Synchronization Support for OpenLDAP (RFC4533)

[rajashrigoli]

For getting latest changes from Ldap we have used dirsync class. When we call $dirSync->getChanges() then its throwing Below exception. Please help me to resolve this issue.

PHP Fatal error: Uncaught FreeDSx\Ldap\Exception\OperationException: critical extension is not recognized in /var/www/html/ldap/vendor/freedsx/ldap/src/FreeDSx/Ldap/Protocol/ClientProtocolHandler.php:227\nStack trace:\n#0 /var/www/html/ldap/vendor/freedsx/ldap/src/FreeDSx/Ldap/Protocol/ClientProtocolHandler.php(188): FreeDSx\Ldap\Protocol\ClientProtocolHandler->handleResponse(Object(FreeDSx\Ldap\Protocol\LdapMessageRequest), Object(FreeDSx\Ldap\Protocol\LdapMessageResponse))\n#1 /var/www/html/ldap/vendor/freedsx/ldap/src/FreeDSx/Ldap/LdapClient.php(237): FreeDSx\Ldap\Protocol\ClientProtocolHandler->send(Object(FreeDSx\Ldap\Operation\Request\SearchRequest), Object(FreeDSx\Ldap\Control\Ad\DirSyncRequestControl))\n#2 /var/www/html/ldap/vendor/freedsx/ldap/src/FreeDSx/Ldap/Search/DirSync.php(149): FreeDSx\Ldap\LdapClient->send(Object(FreeDSx\Ldap\Operation\Request\SearchRequest), Object(FreeDSx\Ldap\Control\Ad\DirSyncRequestControl))\n#3 /var/www/html/ldap/ldap-get-changes.php(55): FreeDSx\Ldap\Search\DirSync->getChanges()\n#4 {main}\n in /var/www/html/ldap/vendor/freedsx/ldap/src/FreeDSx/Ldap/Protocol/ClientProtocolHandler.php on line 227

[ChadSikorra]

I would look over this, as all of the same rules apply:

https://docs.microsoft.com/en-us/windows/desktop/ad/polling-for-changes-using-the-dirsync-control

What does your code look like for how you are calling dirsync? Is it all with default parameters? Keep in mind that the account running the dirsync needs replication permissions (domain admins would by default). Also, the base DN of the search must be a root naming context. What AD version are you running against?

[rajashrigoli]

Hi ChadSikorra, Thanks for the prompt response.

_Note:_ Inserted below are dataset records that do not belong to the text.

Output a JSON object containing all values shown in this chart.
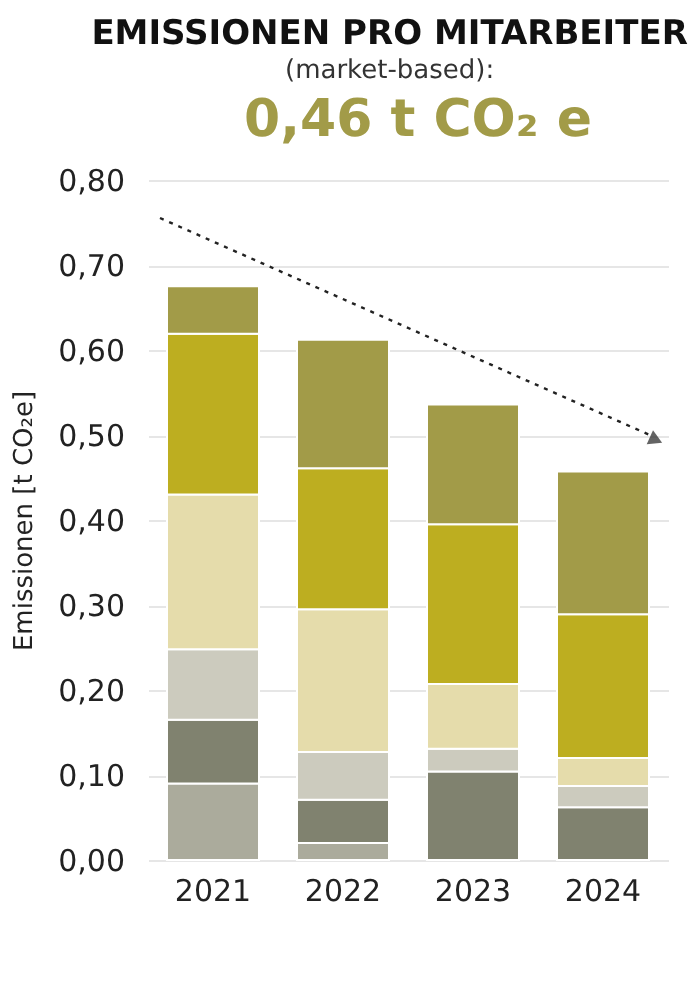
{
  "chart_data": {
    "type": "bar",
    "title": "EMISSIONEN PRO MITARBEITER",
    "subtitle": "(market-based):",
    "annotations": [
      "0,46 t CO₂ e"
    ],
    "ylabel": "Emissionen [t CO₂e]",
    "categories": [
      "2021",
      "2022",
      "2023",
      "2024"
    ],
    "stacked": true,
    "series": [
      {
        "color": "#abab9c",
        "values": [
          0.09,
          0.02,
          0,
          0
        ]
      },
      {
        "color": "#80826f",
        "values": [
          0.075,
          0.051,
          0.104,
          0.062
        ]
      },
      {
        "color": "#cccbbe",
        "values": [
          0.083,
          0.056,
          0.027,
          0.025
        ]
      },
      {
        "color": "#e5dcab",
        "values": [
          0.182,
          0.168,
          0.076,
          0.033
        ]
      },
      {
        "color": "#bdae20",
        "values": [
          0.189,
          0.166,
          0.188,
          0.169
        ]
      },
      {
        "color": "#a29b48",
        "values": [
          0.056,
          0.151,
          0.141,
          0.168
        ]
      }
    ],
    "ylim": [
      0,
      0.8
    ],
    "yticks": [
      {
        "value": 0,
        "label": "0,00"
      },
      {
        "value": 0.1,
        "label": "0,10"
      },
      {
        "value": 0.2,
        "label": "0,20"
      },
      {
        "value": 0.3,
        "label": "0,30"
      },
      {
        "value": 0.4,
        "label": "0,40"
      },
      {
        "value": 0.5,
        "label": "0,50"
      },
      {
        "value": 0.6,
        "label": "0,60"
      },
      {
        "value": 0.7,
        "label": "0,70"
      },
      {
        "value": 0.8,
        "label": "0,80"
      }
    ],
    "grid": "y",
    "legend": false
  }
}
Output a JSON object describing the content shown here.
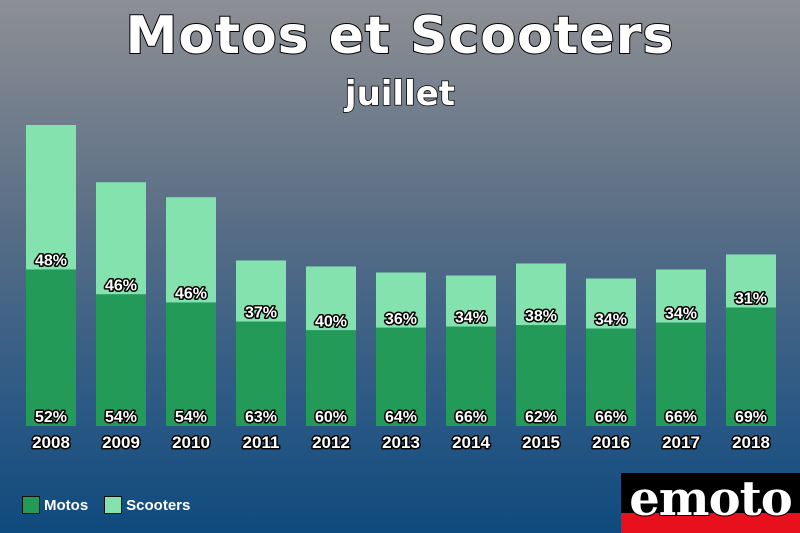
{
  "title": "Motos et Scooters",
  "subtitle": "juillet",
  "brand": "emoto",
  "legend": [
    {
      "label": "Motos",
      "color": "#239a57"
    },
    {
      "label": "Scooters",
      "color": "#84e2ae"
    }
  ],
  "chart_data": {
    "type": "bar",
    "stacked": true,
    "categories": [
      "2008",
      "2009",
      "2010",
      "2011",
      "2012",
      "2013",
      "2014",
      "2015",
      "2016",
      "2017",
      "2018"
    ],
    "totals": [
      100,
      81,
      76,
      55,
      53,
      51,
      50,
      54,
      49,
      52,
      57
    ],
    "series": [
      {
        "name": "Motos",
        "color": "#239a57",
        "percent_labels": [
          "52%",
          "54%",
          "54%",
          "63%",
          "60%",
          "64%",
          "66%",
          "62%",
          "66%",
          "66%",
          "69%"
        ]
      },
      {
        "name": "Scooters",
        "color": "#84e2ae",
        "percent_labels": [
          "48%",
          "46%",
          "46%",
          "37%",
          "40%",
          "36%",
          "34%",
          "38%",
          "34%",
          "34%",
          "31%"
        ]
      }
    ],
    "ylim": [
      0,
      100
    ],
    "grid": false,
    "legend_position": "bottom-left"
  }
}
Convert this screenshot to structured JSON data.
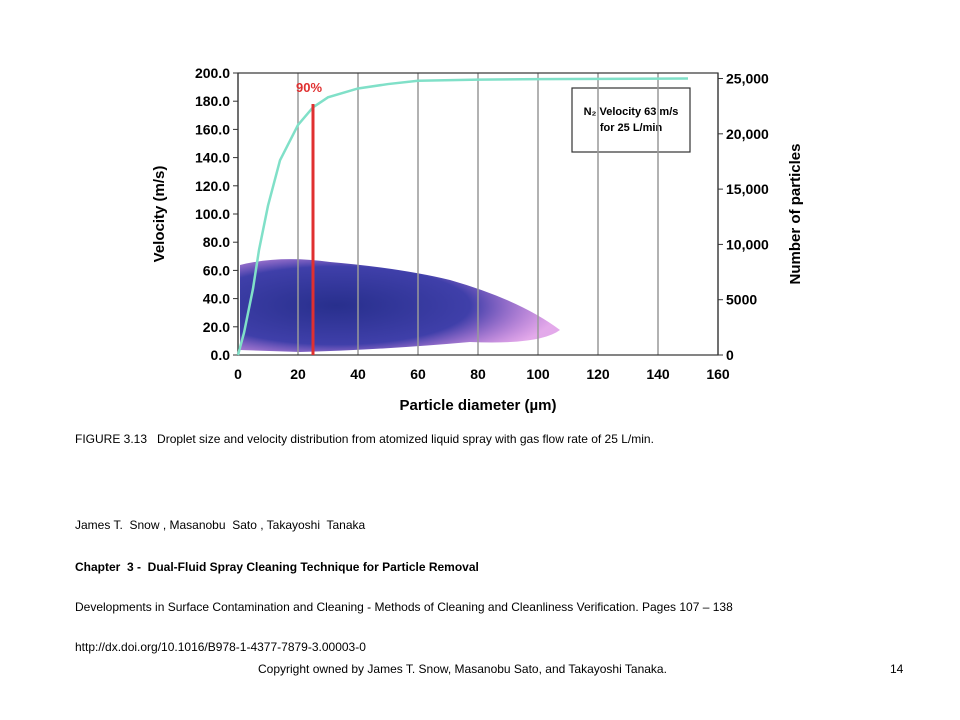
{
  "chart_data": {
    "type": "line",
    "xlabel": "Particle diameter (µm)",
    "ylabel": "Velocity (m/s)",
    "y2label": "Number of particles",
    "xlim": [
      0,
      160
    ],
    "xticks": [
      0,
      20,
      40,
      60,
      80,
      100,
      120,
      140,
      160
    ],
    "ylim": [
      0,
      200
    ],
    "yticks": [
      {
        "value": 0,
        "label": "0.0"
      },
      {
        "value": 20,
        "label": "20.0"
      },
      {
        "value": 40,
        "label": "40.0"
      },
      {
        "value": 60,
        "label": "60.0"
      },
      {
        "value": 80,
        "label": "80.0"
      },
      {
        "value": 100,
        "label": "100.0"
      },
      {
        "value": 120,
        "label": "120.0"
      },
      {
        "value": 140,
        "label": "140.0"
      },
      {
        "value": 160,
        "label": "160.0"
      },
      {
        "value": 180,
        "label": "180.0"
      },
      {
        "value": 200,
        "label": "200.0"
      }
    ],
    "y2lim": [
      0,
      25500
    ],
    "y2ticks": [
      0,
      5000,
      {
        "value": 10000,
        "label": "10,000"
      },
      {
        "value": 15000,
        "label": "15,000"
      },
      {
        "value": 20000,
        "label": "20,000"
      },
      {
        "value": 25000,
        "label": "25,000"
      }
    ],
    "grid": true,
    "series": [
      {
        "axis": "y2",
        "color": "#80e0c8",
        "x": [
          0,
          2,
          5,
          7,
          10,
          14,
          20,
          25,
          30,
          40,
          50,
          60,
          80,
          100,
          150
        ],
        "values": [
          0,
          2000,
          6000,
          9500,
          13500,
          17600,
          20800,
          22400,
          23300,
          24100,
          24500,
          24800,
          24900,
          24950,
          25000
        ]
      }
    ],
    "marker": {
      "x": 25,
      "y": 178,
      "label": "90%",
      "color": "#e03030"
    },
    "annotation": [
      "N₂ Velocity 63 m/s",
      "for 25 L/min"
    ]
  },
  "caption": "FIGURE 3.13   Droplet size and velocity distribution from atomized liquid spray with gas flow rate of 25 L/min.",
  "authors": "James T.  Snow , Masanobu  Sato , Takayoshi  Tanaka",
  "chapter": "Chapter  3 -  Dual-Fluid Spray Cleaning Technique for Particle Removal",
  "book": "Developments in Surface Contamination and Cleaning - Methods of Cleaning and Cleanliness Verification. Pages 107 – 138",
  "url": "http://dx.doi.org/10.1016/B978-1-4377-7879-3.00003-0",
  "footer": "Copyright owned by James T. Snow, Masanobu Sato, and Takayoshi Tanaka.",
  "page": "14"
}
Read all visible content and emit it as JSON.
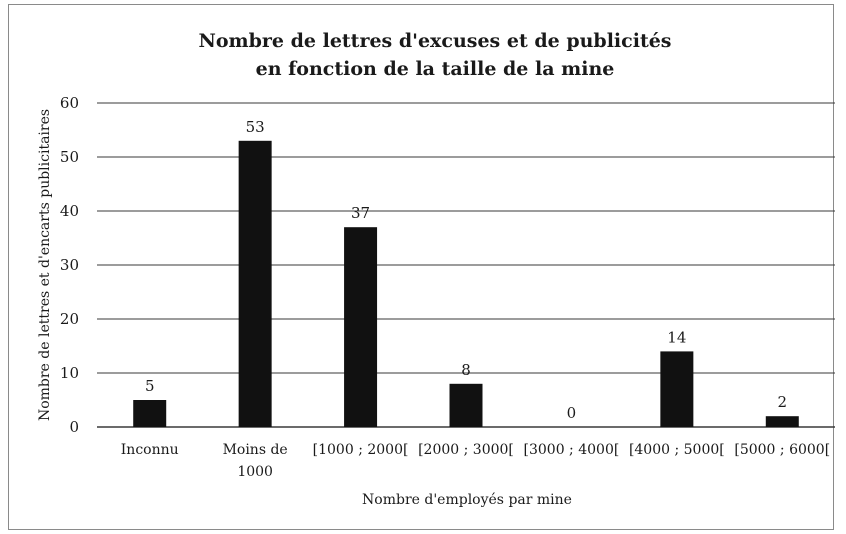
{
  "chart_data": {
    "type": "bar",
    "title_lines": [
      "Nombre de lettres d'excuses et de publicités",
      "en fonction de la taille de la mine"
    ],
    "xlabel": "Nombre d'employés par mine",
    "ylabel": "Nombre de lettres et d'encarts publicitaires",
    "categories": [
      [
        "Inconnu"
      ],
      [
        "Moins de",
        "1000"
      ],
      [
        "[1000 ; 2000["
      ],
      [
        "[2000 ; 3000["
      ],
      [
        "[3000 ; 4000["
      ],
      [
        "[4000 ; 5000["
      ],
      [
        "[5000 ; 6000["
      ]
    ],
    "values": [
      5,
      53,
      37,
      8,
      0,
      14,
      2
    ],
    "ylim": [
      0,
      60
    ],
    "yticks": [
      0,
      10,
      20,
      30,
      40,
      50,
      60
    ],
    "grid": true,
    "legend": "none",
    "bar_color": "#111111",
    "grid_color": "#3a3a3a"
  }
}
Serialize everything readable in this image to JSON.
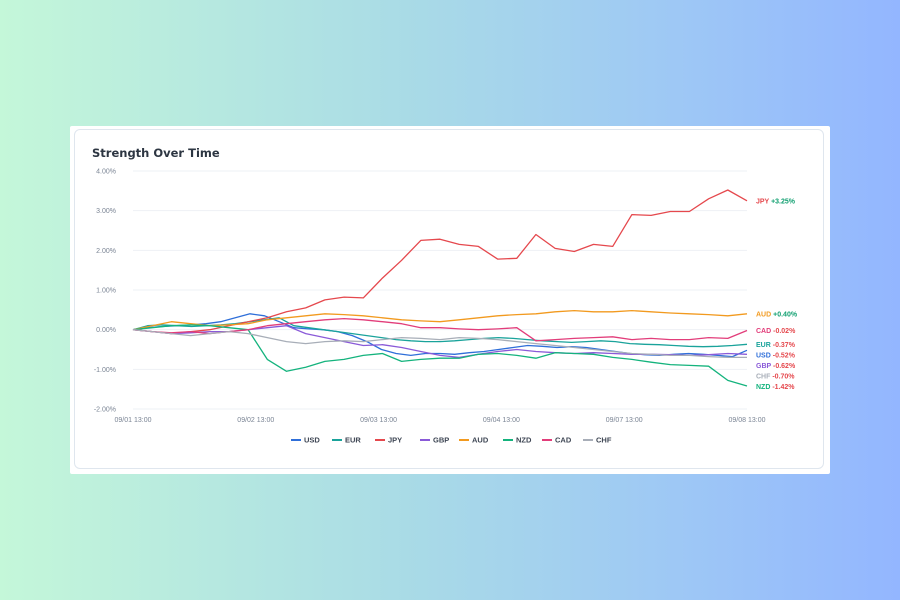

What does your code look like for how you are calling dirsync?
We are calling dirsync in following manner
$filter = Filters::and(
Filters::raw('(cn=)'),
Filters::raw('(sn=)')
# Filters::equal('objectClass', 'user'),
# Filters::startsWith('cn', 'R'),
# Add a filter object based off a raw string filter...
#Filters::raw('(telephoneNumber=*)')
);
$dirSync = $ldap->dirSync('dc=unixmen,dc=local', $filter);
**Is it all with default parameters?**Is it all with default parameters?
Yes, We are using cn & sn parameters.

What AD version are you running against?
We are using OpenLdap (phpldapadmin). Please let me know is there any settings to enable DirSync in OpenLdap (phpldapadmin).

[ChadSikorra]

As noted in the docs, DirSync is very much an Active Directory specific control. There is no OpenLDAP equivalent that I'm aware of (Perhaps when running samba it would? not sure). Though if there is, I'd be open to implementing it.

[rajashrigoli]

Hi ChadSikorra, Thanks for the prompt response.

Could you implement this? So that DirSync can work with OpenLDAP also.

[ChadSikorra]

Unfortunately I cannot. Such a control needs to be server-side from OpenLDAP. When a client uses a sync control it fundamentally changes the behavior of how the server determines to send back results from a search.

Upon a little investigation I did find the following information:

• https://www.openldap.org/doc/admin22/syncrepl.html (OpenLDAP specific replication information)
• https://tools.ietf.org/html/rfc4533.html (An experimental RFC regarding LDAP synchronization)

I'd be interested in seeing how other LDAP implementations are actually implementing directory synchronization. I'd have to imagine it's not really standardized. It worries me when an RFC is written specifically with contributions from only one implementor (OpenLDAP in this case). There seems to be little consensus / collaboration around this kind of operation.

That said, I could implement a helper class around RFC 4533, though I will not have it ready in time for the next tagged version. Not sure of the time frame for implementation. Need to dig into the details of the control. Though it seems like that would allow to do a synchronization sort of operation from an OpenLDAP server.